The question I am a 43-year-old woman. I have a happy marriage and amazing kids. During lockdown my 76-year-old mother, who is a widow, has coped well, launching herself into reading, gardening and clearing out stuff in the house, with never a word of self-pity.
Now that things have opened up and we can visit again, the distance requires that we stay over. My problem is that, on returning to my childhood home, I revert to being a teenager.
I never felt that either parent was interested in me. My mother talks over me constantly, does not listen and launches herself into projects while we are there, thereby subconsciously ensuring that she does not have to engage with me or my family. At the same time, she waxes lyrical about how she loves having us there. I get angrier and angrier with her. I come over as a petulant, impatient and angry child. She still does not want to know about me as a person. However, she hangs on my husband’s every word, with smitten eyes, listening intently.
I missed her during lockdown and am so disappointed in myself that I can’t be an adult about it. There is no point in trying to assertively deal with the not listening, as the hurt and ensuing atmosphere result in my retracting what I have said and apologising. The guilt following any visit is considerable.
Philippa’s answer Your mum does sound like someone who finds feelings difficult to tolerate so she distracts herself from them by keeping busy. If you were growing up in the 1980s, her parents may have been growing up during the Second World War when keeping busy and not dwelling on feelings were the coping mechanisms du jour and she seems to have inherited them. They held her in good stead while the pandemic was on.
Rather than being curious about her own feelings when she is with you, she’s more likely to distract from them by starting a new project. That’s how she copes. It’s who she is. And I know however exasperating you find such habits, you love her, that’s why you missed her.
I have no doubt she does love you, she shows her love for you through her love for your husband. She gave birth to you and perhaps has difficulty thinking of you as a separate person from her. She’s not listening to you any more than she is listening to one of her arms. But she would miss one of her arms were she to lose it.
She has been alone during widowhood and then the pandemic. Then, a whole weekend of contact all at once may be overwhelming, but she may not have the language to talk about this. I’m sure she does love the idea of being with you, but her body might not have caught up with the idea of being in the middle of her family again.
I have worked with several adults who have had this phenomenon of reverting to their teenage selves when they visit their parents. The following exercises helped.
Sit in a chair how your mum would and try and imagine yourself in her body. How does it feel to sit like your mum and imagine you, her daughter, sitting with you? It can help to get into role by saying “I am [your mum’s name], I’m sitting with [your name], how do I experience my body when I am around my daughter?
Your next exercise is to sit in your chair as your adult self. Be aware of how you do this in your body. Memorise how you hold your head, spine, legs, hands and how you are breathing. Now slide into you as the petulant child. How do you use your body to do that? Practise going from one to the other. Remember these postures so you can recognise how you organise your body when you are with your mother. A way of interrupting your usual process is purposely stopping yourself sliding into this teenage body. This is easier said than done, but role play will help. Get your husband to act like your mum while you practise staying adult.

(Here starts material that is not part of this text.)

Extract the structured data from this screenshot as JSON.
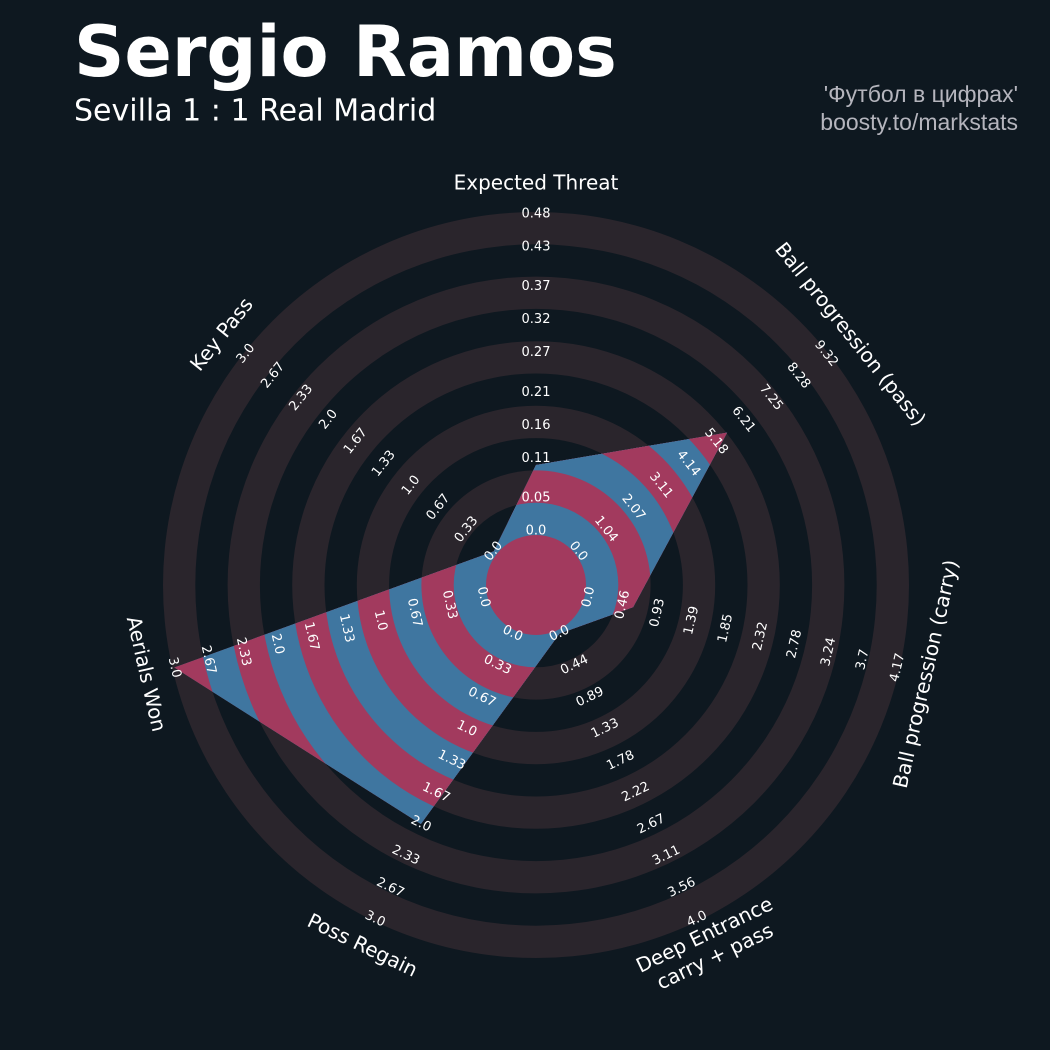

For your next meeting maybe have a weekend halfway between your homes at a hotel or other neutral territory. This will mean she can’t be as busy with her projects and your body won’t be triggered by your childhood home. You’ll have to do things like walking, visiting historic houses, or sitting by the sea. As she doesn’t listen to you, that will give your husband time to act as your intermediary (as she will listen to him). He can say things like, “X would love to hear it from you that you are proud of her” (or whatever it is you do want from her).
To feed your petulance you have been evidence-gathering as to why she is bad and you are a victim. To feed your inner adult, imagine what it is like being her, having had her life and her upbringing and appreciating the things she has made from that – including yourself. And remember it is easier to be angry than sad about what you could not get from your mother. What can you get from her while she is still alive?